“Alice, eu não acredito em pessoas que programam começar uma dieta na próxima segunda-feira”: Reflexões sobre o vício em álcool.






Decisões que mudaram minha vida

“Alice, eu não acredito em pessoas que programam começar uma dieta na próxima segunda-feira.” Assim disse Leo, meu psicólogo naquele momento, quando contei que tinha decidido parar de beber depois do Carnaval. Leo era um senhor muito gentil, com olhos azuis acolhedores. Eu me sentia bem naquela sala enorme, numa casa que tinha uma varanda gostosa.

Naquele dia, entrei e já fui comunicando: “Eu não vou mais beber, já avisei todo mundo e agora fico contente em te informar também. Depois do Carnaval eu não bebo nunca mais”. Estava convencida de que havia estabelecido uma “data de validade” e de que iria respeitá-la. Tinha de fato me programado. Leo cortou meu barato ao comparar minha resolução aos regimes que começam às segundas. Falou, sorriu e ficou olhando pra mim.

As lembranças me ocorrem conforme escrevo aqui no blog. Uma memória puxa a outra e sempre me surpreendo: caramba, teve isso também. Naquele ano eu estava determinada a mudar radicalmente, só ia esperar passar o Carnaval, os blocos, os bailes, e depois minha nova vida teria início. Resplandecente, talvez.

Aquela cortada me deu uma raiva gigantesca: como assim? Eu estava dando uma ótima notícia e ele, justo ele, estava duvidando de mim? Não consegui ficar até o final da sessão e fui embora magoada. Ele me deixou ir.

Fui para casa chorando. De ódio (uma vítima, coitada de mim). Cheguei e logo abri uma cerveja para espairecer (sempre). Eu tinha decidido fazer uma coisa que seria boa para mim e meu próprio terapeuta estava duvidando? “Sem noção”, falei, bem petulante, meu jeito de ser com uma cerveja na mão. Liguei para minha mãe dizendo que não achava que ele era o melhor médico para mim.

E assim eu ia trocando de consultórios. Já fui uma pessoa muito revoltada com a ignorância da medicina a respeito do alcoolismo, mas hoje sei que era eu, como paciente, que dificultava o tratamento. Eu mentia, enganava, manipulava. Quando era contrariada, me dizia que o profissional não estava dando conta e procurava outro. Pra retomar do zero.

Mas do Leo eu não consegui me desvincilhar tão fácil. Tinha uma enorme admiração por ele e a tal transferência entre terapeuta e paciente funcionava: eu sentia uma espécie de paixão, uma vontade de ter um pai como ele, alguém pra cuidar de mim. Prorroguei a troca de médico e segui fiel à minha palavra até o dia D.

O que aconteceu foi que quanto mais perto estava o Carnaval, mais eu bebia. Uma despedida em grande estilo do meu maior companheiro: o álcool. Quando estava acabada de ressaca, pensava na analogia com o regime, mas logo tomava outra pra passar a dor moral e física.

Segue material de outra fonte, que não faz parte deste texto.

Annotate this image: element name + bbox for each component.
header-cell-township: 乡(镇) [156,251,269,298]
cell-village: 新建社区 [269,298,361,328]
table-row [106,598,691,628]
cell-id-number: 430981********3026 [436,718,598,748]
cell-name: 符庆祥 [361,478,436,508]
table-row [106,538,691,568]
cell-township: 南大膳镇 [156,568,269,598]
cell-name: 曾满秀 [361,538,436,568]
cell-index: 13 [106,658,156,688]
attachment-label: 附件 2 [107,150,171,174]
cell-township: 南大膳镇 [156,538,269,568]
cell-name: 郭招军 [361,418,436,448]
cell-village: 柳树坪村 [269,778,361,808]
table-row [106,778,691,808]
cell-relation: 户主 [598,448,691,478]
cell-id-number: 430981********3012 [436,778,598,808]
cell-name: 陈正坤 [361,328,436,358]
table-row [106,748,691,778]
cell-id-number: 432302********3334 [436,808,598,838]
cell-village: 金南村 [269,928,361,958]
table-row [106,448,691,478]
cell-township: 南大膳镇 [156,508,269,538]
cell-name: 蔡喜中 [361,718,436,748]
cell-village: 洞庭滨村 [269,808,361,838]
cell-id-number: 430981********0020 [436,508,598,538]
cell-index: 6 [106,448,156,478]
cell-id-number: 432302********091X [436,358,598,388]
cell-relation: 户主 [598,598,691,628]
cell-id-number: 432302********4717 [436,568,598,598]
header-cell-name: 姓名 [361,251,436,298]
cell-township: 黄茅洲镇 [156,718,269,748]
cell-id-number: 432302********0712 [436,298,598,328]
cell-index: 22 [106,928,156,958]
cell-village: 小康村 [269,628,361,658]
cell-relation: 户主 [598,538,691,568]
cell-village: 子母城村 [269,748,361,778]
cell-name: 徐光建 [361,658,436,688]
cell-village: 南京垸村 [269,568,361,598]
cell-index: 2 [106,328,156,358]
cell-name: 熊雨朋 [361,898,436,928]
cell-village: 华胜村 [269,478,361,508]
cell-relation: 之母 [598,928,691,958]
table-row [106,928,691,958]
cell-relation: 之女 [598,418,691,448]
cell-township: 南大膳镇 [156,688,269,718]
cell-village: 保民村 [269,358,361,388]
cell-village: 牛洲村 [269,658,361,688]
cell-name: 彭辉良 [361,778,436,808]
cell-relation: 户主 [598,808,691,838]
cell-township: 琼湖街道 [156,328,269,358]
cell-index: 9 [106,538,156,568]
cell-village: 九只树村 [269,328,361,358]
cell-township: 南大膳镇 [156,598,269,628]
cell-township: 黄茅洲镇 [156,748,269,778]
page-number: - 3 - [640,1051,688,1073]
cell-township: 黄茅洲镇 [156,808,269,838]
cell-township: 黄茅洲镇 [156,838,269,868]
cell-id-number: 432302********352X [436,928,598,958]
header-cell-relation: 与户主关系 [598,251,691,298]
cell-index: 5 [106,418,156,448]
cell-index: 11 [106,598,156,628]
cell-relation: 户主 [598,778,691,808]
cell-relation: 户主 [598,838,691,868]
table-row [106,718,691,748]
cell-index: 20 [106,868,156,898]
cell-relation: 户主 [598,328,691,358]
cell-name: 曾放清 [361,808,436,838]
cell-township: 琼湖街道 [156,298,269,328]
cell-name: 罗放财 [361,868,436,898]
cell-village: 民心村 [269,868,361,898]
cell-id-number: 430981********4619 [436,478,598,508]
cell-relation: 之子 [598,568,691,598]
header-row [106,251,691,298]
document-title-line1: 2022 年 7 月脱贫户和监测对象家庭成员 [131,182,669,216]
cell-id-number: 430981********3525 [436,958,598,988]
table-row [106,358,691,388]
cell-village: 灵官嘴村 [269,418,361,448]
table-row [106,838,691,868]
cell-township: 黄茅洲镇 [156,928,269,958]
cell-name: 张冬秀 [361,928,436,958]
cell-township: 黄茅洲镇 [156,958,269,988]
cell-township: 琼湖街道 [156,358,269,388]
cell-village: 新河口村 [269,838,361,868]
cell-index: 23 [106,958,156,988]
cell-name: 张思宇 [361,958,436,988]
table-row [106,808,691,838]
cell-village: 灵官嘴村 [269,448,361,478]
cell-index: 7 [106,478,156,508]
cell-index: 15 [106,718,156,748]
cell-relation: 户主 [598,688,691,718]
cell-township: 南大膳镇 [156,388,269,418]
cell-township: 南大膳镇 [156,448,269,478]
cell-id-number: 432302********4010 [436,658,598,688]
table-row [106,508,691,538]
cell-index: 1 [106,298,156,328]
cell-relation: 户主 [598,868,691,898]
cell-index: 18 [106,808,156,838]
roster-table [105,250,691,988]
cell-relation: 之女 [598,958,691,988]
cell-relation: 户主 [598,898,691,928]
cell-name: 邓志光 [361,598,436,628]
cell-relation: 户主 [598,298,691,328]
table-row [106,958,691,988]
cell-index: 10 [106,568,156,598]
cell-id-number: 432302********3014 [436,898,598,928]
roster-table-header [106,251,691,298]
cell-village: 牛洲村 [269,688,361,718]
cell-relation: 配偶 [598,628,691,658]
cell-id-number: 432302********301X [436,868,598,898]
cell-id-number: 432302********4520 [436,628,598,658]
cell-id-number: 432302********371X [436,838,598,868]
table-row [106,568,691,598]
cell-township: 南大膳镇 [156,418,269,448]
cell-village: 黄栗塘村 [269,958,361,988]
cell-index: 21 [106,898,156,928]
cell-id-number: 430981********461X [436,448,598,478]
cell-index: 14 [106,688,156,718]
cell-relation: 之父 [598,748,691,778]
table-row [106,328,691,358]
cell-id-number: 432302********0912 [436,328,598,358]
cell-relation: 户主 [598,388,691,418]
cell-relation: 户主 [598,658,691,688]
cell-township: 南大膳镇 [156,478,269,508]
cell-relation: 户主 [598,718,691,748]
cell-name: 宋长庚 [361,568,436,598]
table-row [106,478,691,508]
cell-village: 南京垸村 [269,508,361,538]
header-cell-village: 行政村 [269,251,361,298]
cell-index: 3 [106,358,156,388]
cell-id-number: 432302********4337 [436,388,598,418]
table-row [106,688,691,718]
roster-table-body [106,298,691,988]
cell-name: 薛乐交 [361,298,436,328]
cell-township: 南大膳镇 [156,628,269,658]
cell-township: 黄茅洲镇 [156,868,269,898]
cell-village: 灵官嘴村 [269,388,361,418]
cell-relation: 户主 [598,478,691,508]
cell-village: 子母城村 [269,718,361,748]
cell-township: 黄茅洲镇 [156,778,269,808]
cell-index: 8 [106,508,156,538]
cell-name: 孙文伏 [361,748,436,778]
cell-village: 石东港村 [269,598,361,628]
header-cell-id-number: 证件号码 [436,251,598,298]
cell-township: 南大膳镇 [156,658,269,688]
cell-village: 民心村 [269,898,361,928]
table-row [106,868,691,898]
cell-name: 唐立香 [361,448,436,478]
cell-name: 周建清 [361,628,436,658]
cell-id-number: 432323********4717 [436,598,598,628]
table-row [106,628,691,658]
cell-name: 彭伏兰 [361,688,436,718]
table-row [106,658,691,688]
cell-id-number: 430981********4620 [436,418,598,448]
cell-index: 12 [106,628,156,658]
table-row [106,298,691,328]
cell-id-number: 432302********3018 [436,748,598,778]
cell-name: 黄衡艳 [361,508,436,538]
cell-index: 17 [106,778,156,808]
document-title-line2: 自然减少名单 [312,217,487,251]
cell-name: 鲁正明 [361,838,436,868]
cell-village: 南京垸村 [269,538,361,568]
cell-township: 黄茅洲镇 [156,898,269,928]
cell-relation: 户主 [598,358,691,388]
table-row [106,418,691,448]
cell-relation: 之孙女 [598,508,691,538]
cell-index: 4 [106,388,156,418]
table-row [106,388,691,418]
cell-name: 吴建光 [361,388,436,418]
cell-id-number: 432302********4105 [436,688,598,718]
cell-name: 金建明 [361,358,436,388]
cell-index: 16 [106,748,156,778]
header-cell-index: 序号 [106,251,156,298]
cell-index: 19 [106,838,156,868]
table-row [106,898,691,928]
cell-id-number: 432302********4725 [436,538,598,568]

Hoje entendo que se quero fazer algo diferente, é hoje mesmo que vou mexer os pauzinhos. Não importa a data. Aliás, quanto mais desafiadora for a empreitada, mais potente será minha batalha. Parar de beber depois do Carnaval era uma forma mais leve de me comprometer.

O deixar para amanhã me livrava de um compromisso com os outros (mais do que comigo) e, inconscientemente, fazia com que eu ganhasse tempo para encontrar uma desculpa e não cumprir. Porque eu mesma não queria, mas o cerco estava se fechando. Cada vez mais pessoas ao meu redor me pediam para parar.

Viver no futuro era uma prática comum no meu alcoolismo ativo. Daquela vez, ia parar na quarta-feira de cinzas (achei até elegante). Mas de repente lembrei do aniversário da Paulinha, que ia dar uma festa. Bom, seria melhor não parar justo naquele dia, então posterguei para a semana seguinte.

E consegui. Parar era fácil. Difícil era ficar sem beber, ainda mais depois de tanta saideira. Hoje, em plena recuperação, ainda fico incomodada com as bebidas que me são oferecidas. Não bebe? Por quê? Só uma cervejinha. A insistência me cansa e eu muitas vezes vou embora pra ficar quietinha em casa. Mas na ativa, a tentação era maior e eu recaía.

Hoje eu tomo decisões diárias e sempre lembro do regime na segunda-feira. Há uma sabedoria enorme nessa analogia. Com o álcool, não dá para dar mole e ficar adiando. A doença é sutil, lenta, progressiva e fatal. E infelizmente não acho que está na moda não beber, como mencionou o colunista Ronaldo Lemos aqui da Folha de S.Paulo. Vejo, sim, o oposto. Mas pode ser minha lente de alcoólatra.